Tuberculosis Experts Outline Proposals To Speed Up Drug Development

Proposals to accelerate the development of tuberculosis (TB) drugs were outlined today at the conclusion of a two-day symposium titled "No Time to Wait," convened in New York this week by the international medical humanitarian organization Doctors Without Borders/MГ(c)decins Sans Frontires (MSF) with the support of Howard P. Milstein and Weill Cornell Medical College's Abby and Howard P. Milstein Program in Chemical Biology. The symposium brought together more than 100 TB specialists, drug developers and regulators, policy makers, donors and activists to outline practical proposals to fill the gaps in TB drug research and development (R&D).

"We are failing people with TB," said Dr. Tido von Schoen-Angerer, Director of MSF's Campaign for Access to Essential Medicines. "Diagnosing and treating TB is one of the greatest challenges facing health care providers around the world. Things are going from bad to worse with multi-drug resistant TB and even extensively drug resistant (XDR) TB, particularly in settings with high HIV prevalence. The urgency for new tools could not be greater - there is no time to wait."

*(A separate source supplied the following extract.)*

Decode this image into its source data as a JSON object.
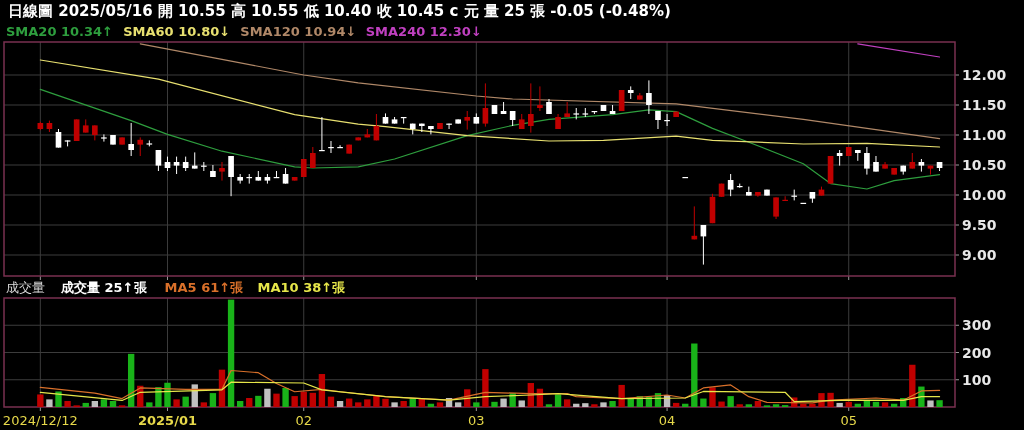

TB kills nearly two million people per year, primarily because of inadequate diagnostic and treatment tools. While roughly one drug for HIV has been developed each year since the start of the epidemic 25 years ago, the latest novel TB drug in today's standard therapy was developed in the 1960s. Basic science is not being translated into new TB drugs needed to improve treatment, according to an MSF analysis of the TB drug pipeline. There are not enough promising drugs in the pipeline and serious funding gaps prevent the development of candidate drug compounds through to clinical trials.

Resistance to TB drugs is growing at a rapid pace, with 450,000 new cases of drug-resistant TB detected each year. The recent detection of hundreds of cases of XDR-TB, which is extremely difficult and sometimes impossible to treat, adds further urgency to the situation. TB remains the main killer of people with HIV, in large part because existing TB drugs and tests are poorly adapted for use in people with HIV/AIDS.

"In TB research, there needs to be a convergence of innovation, incentive, and access," said Dr. Carl Nathan, Rees Pritchett Professor of Microbiology and Chairman of Microbiology and Immunology at Weill Cornell Medical College. "We need to see openness, leadership and collaboration among all TB actors."

Experts attending the symposium emphasized several actions that urgently need to be taken to improve the situation:

1. Drastically increase funding of TB R&D
2. Accelerate drug discovery
3. Expand clinical trial capacity and speed up clinical development
4. Commit to global TB R&D leadership
5. Support new approaches to R&D, such as a global R&D framework

"We need increased clinical trial capacity, fast-tracked clinical trials, and criteria for compassionate use of important candidate drugs," said Dr. von Schoen-Angerer. "To make any real difference, we need to see a dramatic increase in funding and political will."

The symposium emphasized a need to build a global TB R&D movement, as was critical to the advancements in HIV drug development. Strong political leadership is required to improve collaboration between scientists, drug developers, care providers, and affected individuals. Symposium participants agreed on the need for a massive increase in funding by governments for TB R&D, as current TB drug discovery initiatives are insufficient. Participants voiced support for an effort launched by governments at the World Health Assembly in May 2006 to examine alternative ways to prioritize and finance health-needs-driven R&D.